The tengu came winging down and cut through the netting stretched across the street.
“Find anything?” Tinker called to Riki as he landed on the dock.
“No sign of the kids yet.” Riki shifted so he was still protected by her shield and shot at a small oni that was struggling to reposition a tripod-mounted machine gun. “Most of the outbuildings were lightly guarded dog kennels and pigsties.”
“This whole place looks like a pigsty.” Tinker picked her way slowly through the garbage. The pain made it hard to keep her footing while maintaining her shield. She was losing track of the fight around her. “What’s the deal with this mess?”
“This is a sleeping nest.” Riki watched her nervously. “I’ve never seen one this disgusting before.”
“If the kids are tied up somewhere in here, they’ll be difficult to spot,” Tinker said.
“Gods forbid.” Riki fired off more shots. “The only reason they’d be in here is the greater blood had no more use of them.”
The other teams came spilling into the sleeping nest. They spread out, weaving through the litter, looking for oni. Tinker started toward the only visible door on the warehouse’s back wall. A dozen steps forward and she nearly tripped over a small body half hidden in an avalanche of trash.
She recoiled with fear, seeing only a snarling face. Riki shot it twice before either of them realized it was already dead.
“What is it?” Tinker asked. The creature was smaller than any oni she had seen before. It had a piglike snout, sharp tusks, and was covered with coarse hair. It was wearing only a loincloth and a bandolier filled with fat shells for the grenade launcher lying beside it.
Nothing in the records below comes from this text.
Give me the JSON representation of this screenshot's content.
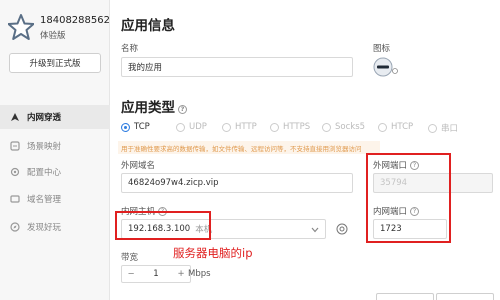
{
  "sidebar": {
    "username": "18408288562",
    "version": "体验版",
    "upgrade_label": "升级到正式版",
    "items": [
      {
        "label": "内网穿透",
        "icon": "tunnel-icon",
        "active": true
      },
      {
        "label": "场景映射",
        "icon": "scene-icon",
        "active": false
      },
      {
        "label": "配置中心",
        "icon": "settings-icon",
        "active": false
      },
      {
        "label": "域名管理",
        "icon": "domain-icon",
        "active": false
      },
      {
        "label": "发现好玩",
        "icon": "discover-icon",
        "active": false
      }
    ]
  },
  "main": {
    "app_info": {
      "title": "应用信息",
      "name_label": "名称",
      "name_value": "我的应用",
      "icon_label": "图标"
    },
    "app_type": {
      "title": "应用类型",
      "options": [
        "TCP",
        "UDP",
        "HTTP",
        "HTTPS",
        "Socks5",
        "HTCP",
        "串口"
      ],
      "selected": "TCP",
      "notice": "用于准确性要求高的数据传输，如文件传输、远程访问等，不支持直接用浏览器访问"
    },
    "external_domain": {
      "label": "外网域名",
      "value": "46824o97w4.zicp.vip"
    },
    "external_port": {
      "label": "外网端口",
      "value": "35794"
    },
    "internal_host": {
      "label": "内网主机",
      "value": "192.168.3.100",
      "suffix": "本机"
    },
    "internal_port": {
      "label": "内网端口",
      "value": "1723"
    },
    "annotation": "服务器电脑的ip",
    "bandwidth": {
      "label": "带宽",
      "value": "1",
      "unit": "Mbps"
    }
  },
  "colors": {
    "accent": "#2f7de1",
    "annotation": "#e02020",
    "notice_text": "#e09a4e"
  }
}
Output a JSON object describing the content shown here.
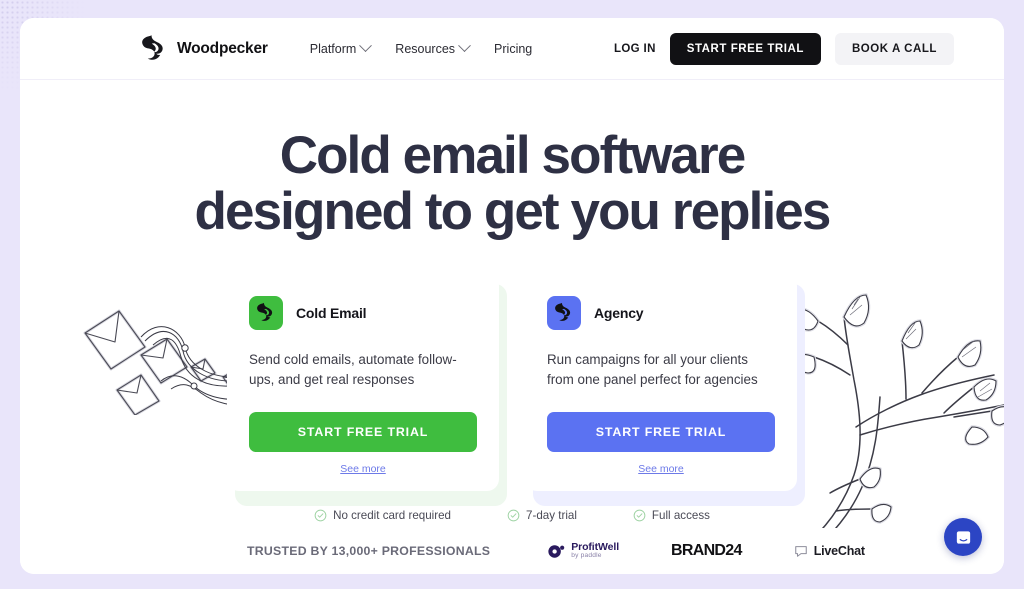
{
  "brand": {
    "name": "Woodpecker",
    "logo_icon": "woodpecker-logo-icon"
  },
  "header": {
    "nav": [
      {
        "label": "Platform",
        "has_chevron": true
      },
      {
        "label": "Resources",
        "has_chevron": true
      },
      {
        "label": "Pricing",
        "has_chevron": false
      }
    ],
    "login_label": "LOG IN",
    "primary_cta": "START FREE TRIAL",
    "secondary_cta": "BOOK A CALL"
  },
  "hero": {
    "headline_line1": "Cold email software",
    "headline_line2": "designed to get you replies",
    "art_left": "flying-envelopes-illustration",
    "art_right": "tree-branch-leaves-illustration"
  },
  "cards": [
    {
      "id": "cold-email",
      "title": "Cold Email",
      "icon": "woodpecker-green-icon",
      "description": "Send cold emails, automate follow-ups, and get real responses",
      "cta_label": "START FREE TRIAL",
      "see_more_label": "See more",
      "accent": "#3fbd3f",
      "shadow_tint": "#eef8ee"
    },
    {
      "id": "agency",
      "title": "Agency",
      "icon": "woodpecker-blue-icon",
      "description": "Run campaigns for all your clients from one panel perfect for agencies",
      "cta_label": "START FREE TRIAL",
      "see_more_label": "See more",
      "accent": "#5b72f2",
      "shadow_tint": "#eeefff"
    }
  ],
  "benefits": [
    {
      "label": "No credit card required",
      "icon": "check-circle-icon"
    },
    {
      "label": "7-day trial",
      "icon": "check-circle-icon"
    },
    {
      "label": "Full access",
      "icon": "check-circle-icon"
    }
  ],
  "trusted": {
    "label": "TRUSTED BY 13,000+ PROFESSIONALS",
    "logos": [
      {
        "id": "profitwell",
        "name": "ProfitWell",
        "sub": "by paddle"
      },
      {
        "id": "brand24",
        "name": "BRAND24"
      },
      {
        "id": "livechat",
        "name": "LiveChat"
      }
    ]
  },
  "chat": {
    "icon": "intercom-chat-icon",
    "color": "#2c45c4"
  },
  "colors": {
    "page_background": "#e9e5fa",
    "headline": "#2e3044",
    "dark_button": "#111114",
    "green_accent": "#3fbd3f",
    "blue_accent": "#5b72f2"
  }
}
“Oni.” Riki reloaded his rifle. “Lesser blood. Very lesser.”
She kicked it for scaring her. “How did this even get to Elfhome? Did the oni put it in a dog crate to get it halfway across Earth and through EIA checkpoints?”
“It was born here.” Riki stripped off the bandolier and picked up the grenade launcher. “This is a whelping pen. The Greater Bloods brought females that could pass as human to Elfhome via Chinese visas. The father of that thing was probably one of the wild boars locked up outside.”
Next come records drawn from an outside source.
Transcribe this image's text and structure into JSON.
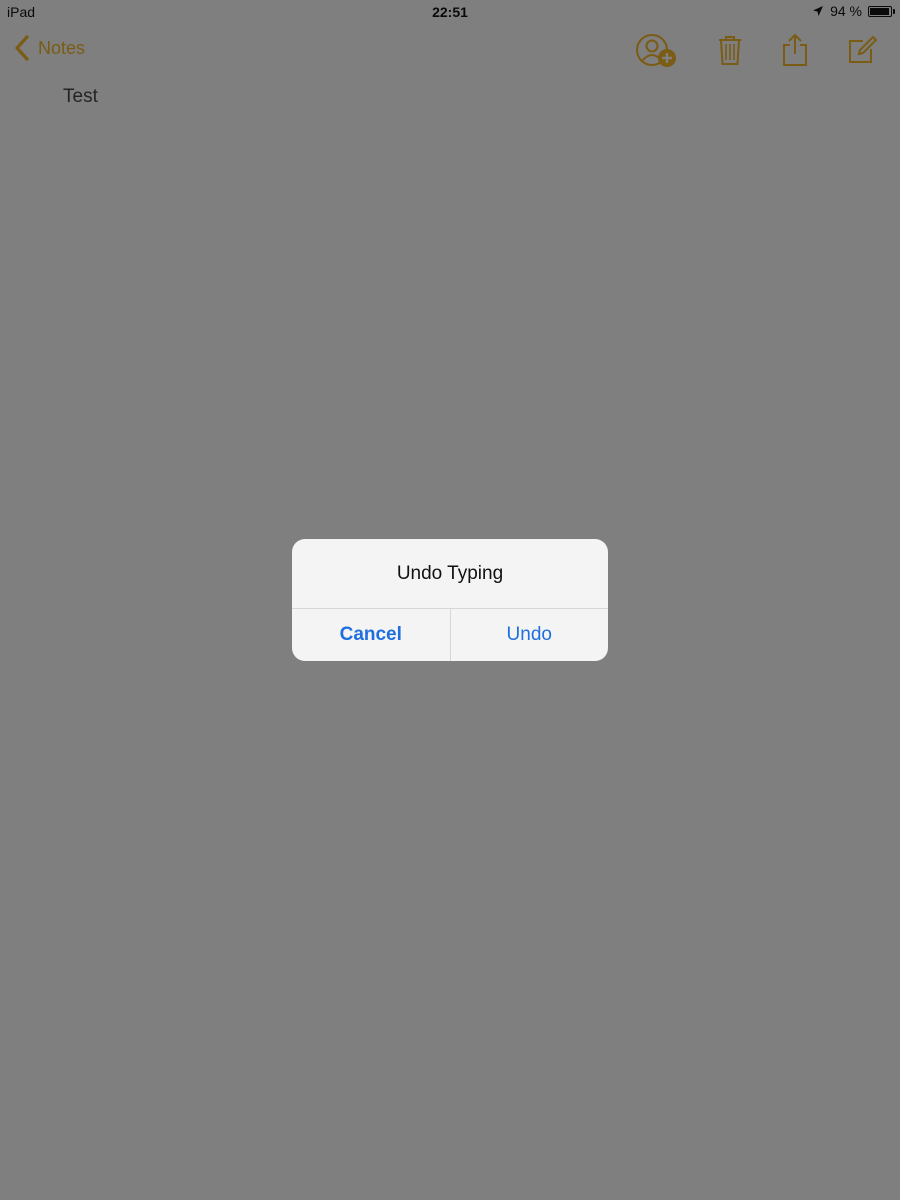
{
  "status_bar": {
    "device": "iPad",
    "time": "22:51",
    "battery_text": "94 %",
    "battery_level": 0.94,
    "location_icon": "location-arrow-icon"
  },
  "nav": {
    "back_label": "Notes",
    "back_icon": "chevron-left-icon",
    "tools": [
      "add-person-icon",
      "trash-icon",
      "share-icon",
      "compose-icon"
    ]
  },
  "note": {
    "text": "Test"
  },
  "alert": {
    "title": "Undo Typing",
    "cancel_label": "Cancel",
    "undo_label": "Undo"
  },
  "colors": {
    "accent": "#7a5c14",
    "alert_button": "#1f6fe0",
    "dim_background": "#7f7f7f"
  }
}
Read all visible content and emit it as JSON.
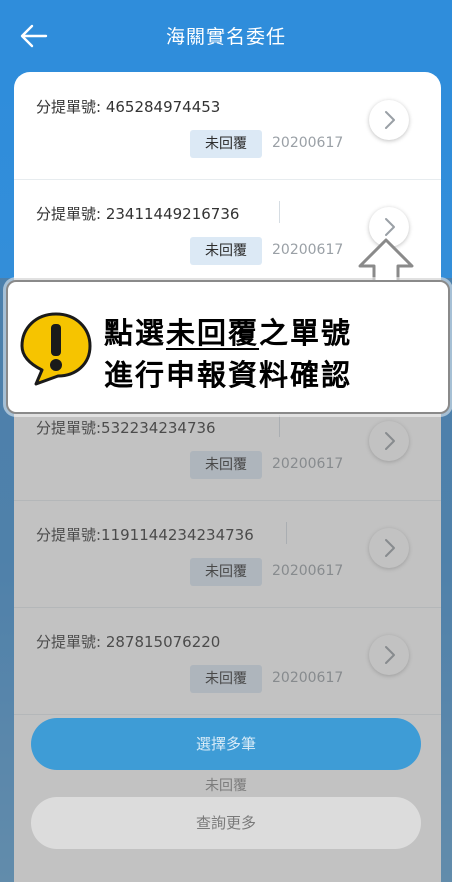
{
  "header": {
    "title": "海關實名委任"
  },
  "bill_label": "分提單號",
  "status_label": "未回覆",
  "items": [
    {
      "bill": "分提單號: 465284974453",
      "status": "未回覆",
      "date": "20200617"
    },
    {
      "bill": "分提單號: 23411449216736",
      "status": "未回覆",
      "date": "20200617"
    },
    {
      "bill": "分提單號:532234234736",
      "status": "未回覆",
      "date": "20200617"
    },
    {
      "bill": "分提單號:1191144234234736",
      "status": "未回覆",
      "date": "20200617"
    },
    {
      "bill": "分提單號: 287815076220",
      "status": "未回覆",
      "date": "20200617"
    }
  ],
  "partial_item": {
    "status": "未回覆"
  },
  "buttons": {
    "select_multiple": "選擇多筆",
    "load_more": "查詢更多"
  },
  "callout": {
    "line1_prefix": "點選",
    "line1_highlight": "未回覆",
    "line1_suffix": "之單號",
    "line2": "進行申報資料確認"
  },
  "colors": {
    "header_blue": "#2f8ddb",
    "badge_bg": "#dce9f5",
    "callout_warning": "#f6c400"
  },
  "icons": {
    "back": "arrow-left-icon",
    "chevron": "chevron-right-icon",
    "warning": "exclamation-warning-icon",
    "pointer": "up-arrow-icon"
  }
}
She’d been so focused on getting through the trash while keeping up her shields that she hadn’t thought about why the oni would have animals kenneled in the middle of the city. She shuddered. “For what logical reason would you mate a female to a wild boar?”
Riki passed the piglet’s weapon and ammo to one of his warriors. “These hybrids reach maturity faster than humans. Think of Chiyo. Her pregnancy will run less than two months, not the nine months of a human. Within a decade, her puppies would be ready to breed.”
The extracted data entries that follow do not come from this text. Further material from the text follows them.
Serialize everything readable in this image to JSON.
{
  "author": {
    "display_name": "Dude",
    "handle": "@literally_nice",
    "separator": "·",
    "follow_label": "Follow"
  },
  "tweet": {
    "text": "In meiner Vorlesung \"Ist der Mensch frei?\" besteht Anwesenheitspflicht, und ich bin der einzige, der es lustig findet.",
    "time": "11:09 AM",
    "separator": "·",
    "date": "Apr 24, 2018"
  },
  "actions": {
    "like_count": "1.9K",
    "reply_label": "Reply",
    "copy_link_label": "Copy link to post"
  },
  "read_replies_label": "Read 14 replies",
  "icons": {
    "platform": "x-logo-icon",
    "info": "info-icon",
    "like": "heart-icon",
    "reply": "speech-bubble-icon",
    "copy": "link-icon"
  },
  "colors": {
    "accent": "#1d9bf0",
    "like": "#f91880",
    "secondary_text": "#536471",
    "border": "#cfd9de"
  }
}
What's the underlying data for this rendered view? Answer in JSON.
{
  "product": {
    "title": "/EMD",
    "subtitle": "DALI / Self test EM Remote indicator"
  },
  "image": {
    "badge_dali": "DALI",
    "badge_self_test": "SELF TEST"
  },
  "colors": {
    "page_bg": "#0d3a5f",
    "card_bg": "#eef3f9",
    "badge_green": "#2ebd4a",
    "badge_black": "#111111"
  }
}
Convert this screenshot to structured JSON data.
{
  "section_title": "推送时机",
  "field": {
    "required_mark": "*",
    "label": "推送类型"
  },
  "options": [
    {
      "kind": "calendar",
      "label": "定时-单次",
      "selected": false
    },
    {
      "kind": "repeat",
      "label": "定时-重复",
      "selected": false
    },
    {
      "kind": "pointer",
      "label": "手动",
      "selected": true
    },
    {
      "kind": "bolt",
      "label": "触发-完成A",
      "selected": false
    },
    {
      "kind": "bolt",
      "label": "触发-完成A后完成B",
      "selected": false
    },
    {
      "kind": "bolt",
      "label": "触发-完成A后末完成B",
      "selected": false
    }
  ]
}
Tinker flinched at Riki using the word “puppies” for Chiyo’s children, but she’d seen the mating: the warg father had been pure animal. Chiyo already had fox ears and a tail — how human could her offspring possibly be?
“This is why the oni are hiding instead of fighting,” Riki said. “They’re immortal like the elves — they can afford to play the waiting game. The longer they wait, the stronger they become. Within a few decades, they’ll easily outnumber the elves in this area. In thirty or forty years, they could have several million of their kind in Pittsburgh.”